First things first, let’s distinguish between a credit account and a credit card. A credit account refers to any account listed on your report, and includes credit cards, as well as mortgages, auto loans, personal loans, etc. A credit card is issued by a financial company giving the user the option to borrow funds, commonly at point of purchase. These cards charge interest and are primarily used for short-term financing.
How many credit cards should I carry?
There is no exact optimal number of open accounts; this will depend entirely on your situation. You should definitely have at least one card for convenience; when you rent a car, rent a hotel, travel abroad, or find yourself needing to cover emergency expenses, having a credit card and a decent monthly credit limit is favorable, especially if you do not have immediate cash in your wallet or money in your debit account to cover a large purchase.
What are the pros and cons of having one credit card?
- Having one card might make it easy to keep track of payments or purchases, as well as watch out for identity theft or fraud.
- A single credit card might help to minimize total spending.
- One account means only one annual fee, if any.
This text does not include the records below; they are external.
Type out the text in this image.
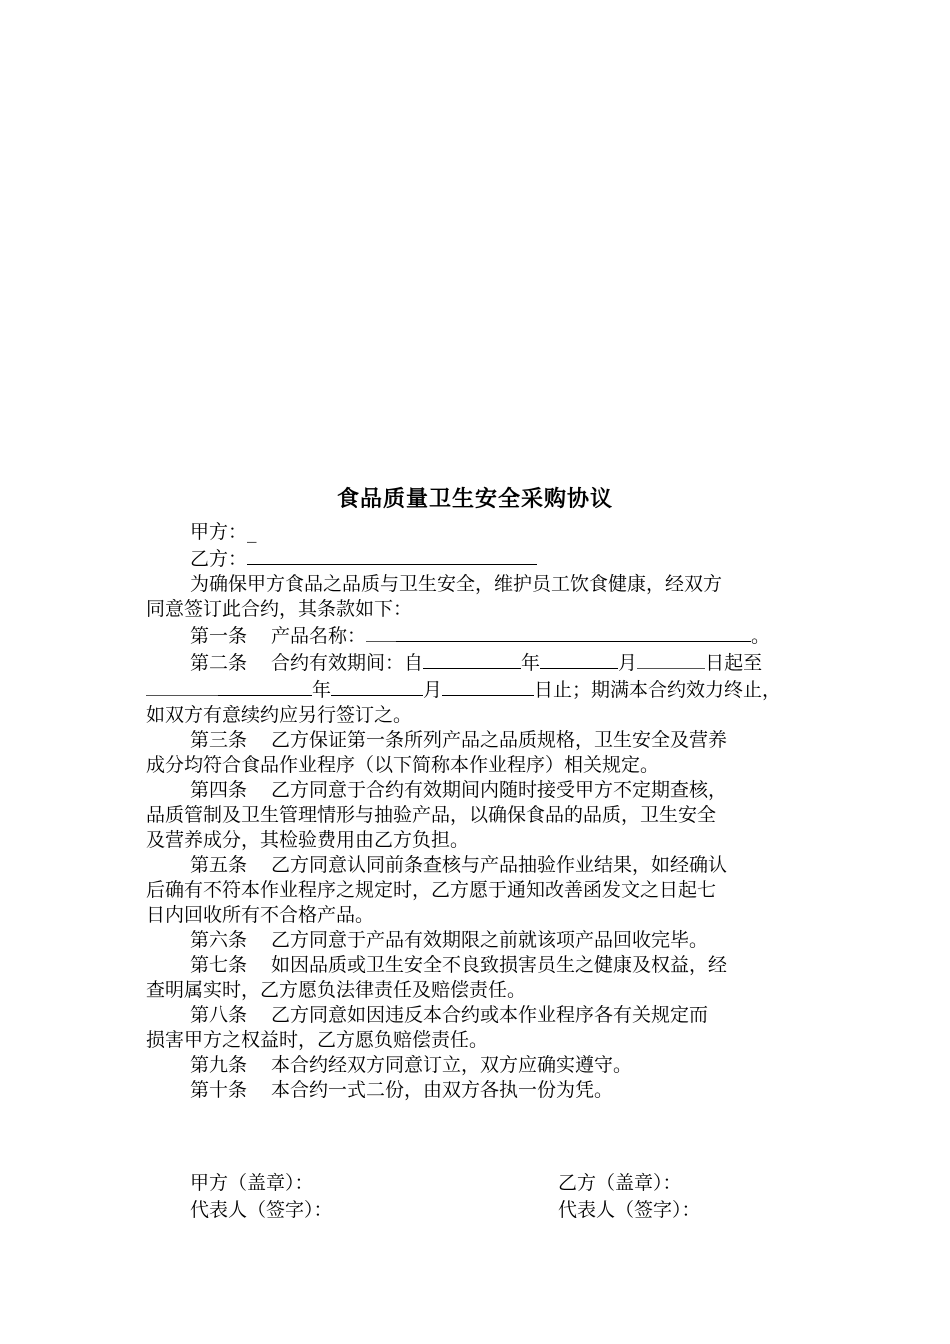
食品质量卫生安全采购协议
甲方：_
乙方：
为确保甲方食品之品质与卫生安全，维护员工饮食健康，经双方
同意签订此合约，其条款如下：
第一条 产品名称：	。
第二条 合约有效期间：自	年	月	日起至
年	月	日止；期满本合约效力终止，
如双方有意续约应另行签订之。
第三条 乙方保证第一条所列产品之品质规格，卫生安全及营养
成分均符合食品作业程序（以下简称本作业程序）相关规定。
第四条 乙方同意于合约有效期间内随时接受甲方不定期查核，
品质管制及卫生管理情形与抽验产品，以确保食品的品质，卫生安全
及营养成分，其检验费用由乙方负担。
第五条 乙方同意认同前条查核与产品抽验作业结果，如经确认
后确有不符本作业程序之规定时，乙方愿于通知改善函发文之日起七
日内回收所有不合格产品。
第六条 乙方同意于产品有效期限之前就该项产品回收完毕。
第七条 如因品质或卫生安全不良致损害员生之健康及权益，经
查明属实时，乙方愿负法律责任及赔偿责任。
第八条 乙方同意如因违反本合约或本作业程序各有关规定而
损害甲方之权益时，乙方愿负赔偿责任。
第九条 本合约经双方同意订立，双方应确实遵守。
第十条 本合约一式二份，由双方各执一份为凭。
甲方（盖章）：
代表人（签字）：
乙方（盖章）：
代表人（签字）：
- Having one card can make it difficult to keep a low credit utilization ratio (amount of debt vs amount of credit available), which is important for maintaining a good credit score.
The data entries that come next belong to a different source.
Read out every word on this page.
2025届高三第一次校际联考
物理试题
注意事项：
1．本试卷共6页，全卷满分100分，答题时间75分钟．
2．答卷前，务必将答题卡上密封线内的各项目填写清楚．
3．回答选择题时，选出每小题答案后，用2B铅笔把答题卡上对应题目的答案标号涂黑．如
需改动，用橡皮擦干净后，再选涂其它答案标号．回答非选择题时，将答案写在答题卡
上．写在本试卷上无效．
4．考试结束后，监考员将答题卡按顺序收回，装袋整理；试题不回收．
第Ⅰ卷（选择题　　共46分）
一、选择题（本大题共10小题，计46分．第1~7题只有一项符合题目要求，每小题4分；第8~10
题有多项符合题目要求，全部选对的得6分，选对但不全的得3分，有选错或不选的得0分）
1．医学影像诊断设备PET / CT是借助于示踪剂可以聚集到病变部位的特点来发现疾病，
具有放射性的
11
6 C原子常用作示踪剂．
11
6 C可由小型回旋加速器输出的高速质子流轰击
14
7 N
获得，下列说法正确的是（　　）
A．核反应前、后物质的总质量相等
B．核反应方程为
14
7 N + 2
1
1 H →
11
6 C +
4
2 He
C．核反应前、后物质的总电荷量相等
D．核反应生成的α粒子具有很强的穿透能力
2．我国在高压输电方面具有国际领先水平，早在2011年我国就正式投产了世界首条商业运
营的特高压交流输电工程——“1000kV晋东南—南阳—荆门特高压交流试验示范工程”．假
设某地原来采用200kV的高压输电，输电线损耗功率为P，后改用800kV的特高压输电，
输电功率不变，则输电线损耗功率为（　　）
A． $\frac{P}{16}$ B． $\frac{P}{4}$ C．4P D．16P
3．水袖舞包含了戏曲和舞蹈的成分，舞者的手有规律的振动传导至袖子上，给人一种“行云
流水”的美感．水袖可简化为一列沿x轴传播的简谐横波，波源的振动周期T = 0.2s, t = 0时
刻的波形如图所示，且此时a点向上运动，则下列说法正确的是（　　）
- Some credit card are not accepted everywhere.
- You don’t have a safety net if this card is stolen or compromised.
What are the pros and cons of having multiple cards?
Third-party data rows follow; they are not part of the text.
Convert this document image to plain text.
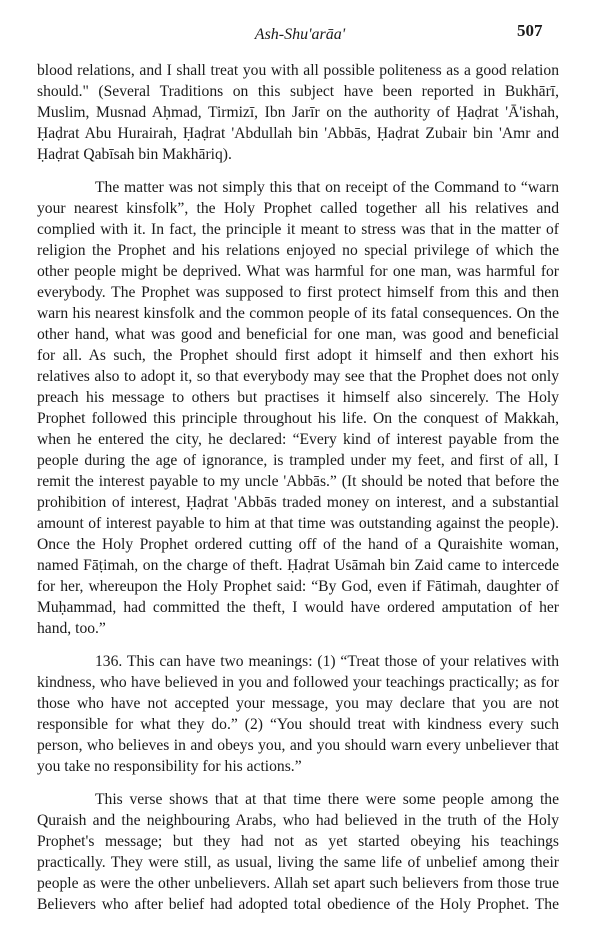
Ash-Shu'arāa'	507
blood relations, and I shall treat you with all possible politeness as a good relation
should." (Several Traditions on this subject have been reported in Bukhārī,
Muslim, Musnad Aḥmad, Tirmizī, Ibn Jarīr on the authority of Ḥaḍrat 'Ā'ishah,
Ḥaḍrat Abu Hurairah, Ḥaḍrat 'Abdullah bin 'Abbās, Ḥaḍrat Zubair bin 'Amr and
Ḥaḍrat Qabīsah bin Makhāriq).
The matter was not simply this that on receipt of the Command to “warn
your nearest kinsfolk”, the Holy Prophet called together all his relatives and
complied with it. In fact, the principle it meant to stress was that in the matter of
religion the Prophet and his relations enjoyed no special privilege of which the
other people might be deprived. What was harmful for one man, was harmful for
everybody. The Prophet was supposed to first protect himself from this and then
warn his nearest kinsfolk and the common people of its fatal consequences. On the
other hand, what was good and beneficial for one man, was good and beneficial
for all. As such, the Prophet should first adopt it himself and then exhort his
relatives also to adopt it, so that everybody may see that the Prophet does not only
preach his message to others but practises it himself also sincerely. The Holy
Prophet followed this principle throughout his life. On the conquest of Makkah,
when he entered the city, he declared: “Every kind of interest payable from the
people during the age of ignorance, is trampled under my feet, and first of all, I
remit the interest payable to my uncle 'Abbās.” (It should be noted that before the
prohibition of interest, Ḥaḍrat 'Abbās traded money on interest, and a substantial
amount of interest payable to him at that time was outstanding against the people).
Once the Holy Prophet ordered cutting off of the hand of a Quraishite woman,
named Fāṭimah, on the charge of theft. Ḥaḍrat Usāmah bin Zaid came to intercede
for her, whereupon the Holy Prophet said: “By God, even if Fātimah, daughter of
Muḥammad, had committed the theft, I would have ordered amputation of her
hand, too.”
136. This can have two meanings: (1) “Treat those of your relatives with
kindness, who have believed in you and followed your teachings practically; as for
those who have not accepted your message, you may declare that you are not
responsible for what they do.” (2) “You should treat with kindness every such
person, who believes in and obeys you, and you should warn every unbeliever that
you take no responsibility for his actions.”
This verse shows that at that time there were some people among the
Quraish and the neighbouring Arabs, who had believed in the truth of the Holy
Prophet's message; but they had not as yet started obeying his teachings
practically. They were still, as usual, living the same life of unbelief among their
people as were the other unbelievers. Allah set apart such believers from those true
Believers who after belief had adopted total obedience of the Holy Prophet. The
- Lower credit card utilization/Higher credit score.
Having more than one card allows you to spread out your balances, so you aren’t close to hitting the credit limit on one particular account. A higher credit limit also means lower credit card utilization.
- Represents your financial accountability. Having many different accounts generally shows that more lenders believe in your ability to repay debt. Having many accounts on your report also helps establish that you have a positive track record of responsible credit behavior.
- Prepared for emergencies. If a credit card company freezes or cancels your card because of potential fraudulent activity, you will have at least have a backup card as you wait out the 3-7 days it takes to mail in a new card.
- Better Rewards. A greater variety of cards could earn you better rewards. Some cards give higher rewards back for certain purchases, such as groceries and gas, while others give travel points when you travel or dine out. Sometimes, other cards offer special perks, such as buy-one-get-one free movie tickets or auto rental insurance.
- Having a short credit history could hurt your credit score. Don’t open new accounts solely to improve your score, because the number of cards you own falls under the smallest weighted category of a credit score: the type of credit you use.
- May impact your ability to borrow money. If you have too many cards with high credit limits, a lender might consider, ‘What if you ran those credit cards up, what would your debt-to-income ratio be?’
- Multiple cards is a hassle. Make sure you can juggle multiple balances and payment dates. Credit card companies can close inactive accounts, which will affect your credit score. If your card has an annual fee, instead of closing the account, consider downgrading to the no-fee version.
- Overspending. Having too much credit might trick you into spending more. If you have a high interest rewards card, make sure you don’t leave a balance on it, otherwise the rewards you get might not be worth the money you spend on interest.
What is the verdict?
The ideal for most is 3-5 cards, maybe one or two rewards credit cards for everyday use, and another a low-interest card for emergencies. Why not just have one? Because you want to earn rewards from your purchases, but rewards cards tend to have higher interest rates, so you don’t want to carry a balance on the card. If you start to use too much of your credit limit per account, you can add a new card, but you could also request to increase the credit limit. Frequent spenders should spread their debt out on 3-5 cards so that you are using under 20% of each card’s limit every month.
All in all, what’s most important isn’t the number of accounts on your credit report, but what you do with them. Before making a financial decision, think about how the number of accounts you have will affect other credit score factors; check your credit report to see how you are doing. In the end, having 20 accounts is no better or worse than having two, as long as you make sure to pay the bills on time and keep your balances low.